9 . 5 . 3
Major1 . Major2 . Minor
That is, the second number is the "major version" number, reflecting our annual release. The third number is the update release number, reflecting cumulative patch releases. Therefore "9.5.3" is the third update to to version 9.5.
The problem is the first number, in that we have no clear criteria when to advance it. Historically, we've advanced it because of major milestones in feature development: crash-proofing for 7.0, Windows port for 8.0, and in-core replication for 9.0. However, as PostgreSQL's feature set matures, it has become less and less clear on what milestones would be considered "first digit" releases. The result is arguments about version numbering on the mailing lists every year which waste time and irritate developers.
As a result, the PostgreSQL Project is proposing a version numbering change, to the following:
10 . 2
Major . Minor
Thus "10.2" would be the second update release for major version 10. The version we release in 2017 would be "10" (instead of 10.0), and the version we release in 2018 will be "11".
The "sortable" version number available from the server, libpq, and elsewhere would remain the same six digits, zero-filled in the middle. So 10.2 would be 100002.
The idea is that this will both put an end to the annual arguments, as well as ending the need to explain to users that 9.5 to 9.6 is really a major version upgrade requiring downtime.
Obviously, there is potential for breakage of a lot of tools, scripts, automation, packaging and more in this. That's one reason we're discussing this now, almost a year before 10 beta is due to come out.
The reason for this blog post is that I'm looking for feedback on what this version number change will break for you. Particularly, I want to hear from driver authors, automation engineers, cloud owners, application stack owners, and other folks who are "downstream" of PostgreSQL. Please let us know what technical problems this will cause for you, and how difficult it will be to resolve them in the next nine months.

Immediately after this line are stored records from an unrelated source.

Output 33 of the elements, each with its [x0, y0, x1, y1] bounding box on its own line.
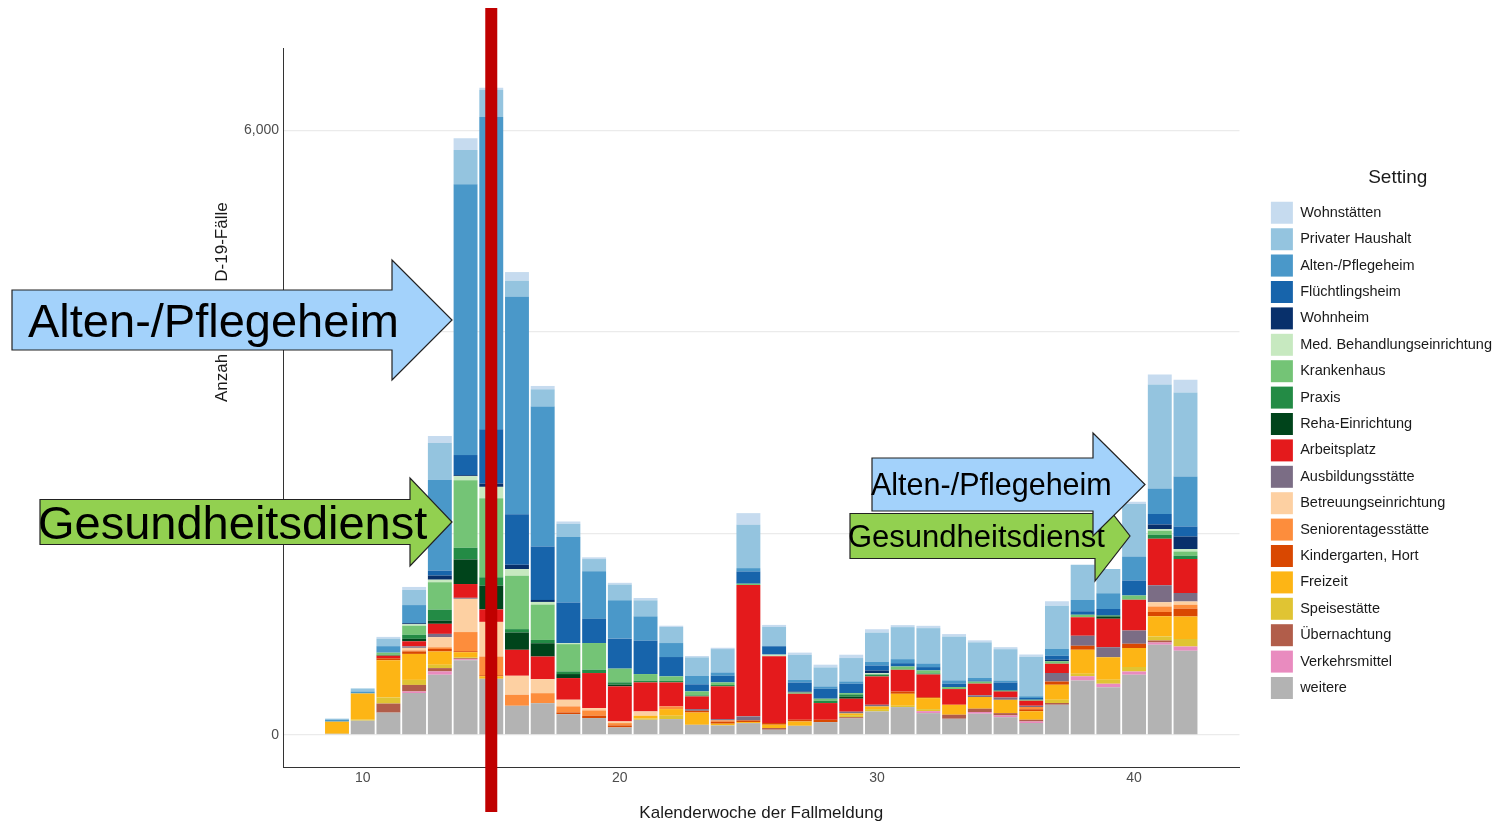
legend-label: Speisestätte: [1300, 599, 1380, 616]
annotation: Gesundheitsdienst: [38, 495, 428, 549]
legend-label: Übernachtung: [1300, 625, 1392, 643]
annotation: Gesundheitsdienst: [848, 518, 1105, 554]
legend-label: Wohnstätten: [1300, 203, 1382, 220]
annotation: Alten-/Pflegeheim: [871, 466, 1112, 501]
legend-label: weitere: [1299, 679, 1347, 695]
x-tick-label: 40: [1126, 769, 1143, 786]
y-axis-title: D-19-Fälle: [211, 202, 231, 282]
y-tick-label: 0: [271, 725, 280, 742]
legend-label: Kindergarten, Hort: [1300, 547, 1419, 563]
legend-label: Flüchtlingsheim: [1300, 283, 1401, 299]
legend-label: Ausbildungsstätte: [1300, 467, 1415, 484]
legend-label: Reha-Einrichtung: [1300, 415, 1413, 431]
legend-label: Wohnheim: [1300, 309, 1370, 326]
legend-label: Privater Haushalt: [1300, 230, 1412, 247]
text: Anzah: [211, 353, 231, 403]
x-tick-label: 20: [612, 769, 628, 786]
legend-label: Freizeit: [1300, 573, 1348, 590]
x-tick-label: 30: [869, 769, 885, 786]
legend-label: Arbeitsplatz: [1300, 441, 1376, 458]
legend-label: Seniorentagesstätte: [1300, 520, 1430, 537]
legend-title: Setting: [1368, 166, 1428, 188]
legend-label: Praxis: [1300, 388, 1341, 405]
legend-label: Betreuungseinrichtung: [1300, 494, 1446, 511]
legend-label: Med. Behandlungseinrichtung: [1300, 335, 1492, 352]
legend-label: Verkehrsmittel: [1300, 652, 1393, 669]
x-axis-title: Kalenderwoche der Fallmeldung: [639, 803, 884, 823]
x-tick-label: 10: [354, 769, 371, 786]
legend-label: Alten-/Pflegeheim: [1300, 256, 1415, 273]
annotation: Alten-/Pflegeheim: [28, 293, 399, 347]
legend-label: Krankenhaus: [1300, 362, 1386, 379]
y-tick-label: 6,000: [243, 121, 280, 138]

We are not, at this point, interested in comments on how you feel about the version change or alternate version naming schemes. That discussion has already happened, at length. You can read it here, here, and here, as well as at the developer meeting.
Places to provide feedback:
- comments on this blog
- posts on the pgsql-hackers or pgsql-advocacy mailing lists
- PostgreSQL Facebook group
Thanks for any feedback you can provide.
Note that the next release of PostgreSQL, due later this year, will be "9.6" regardless. We're deciding what we do after that.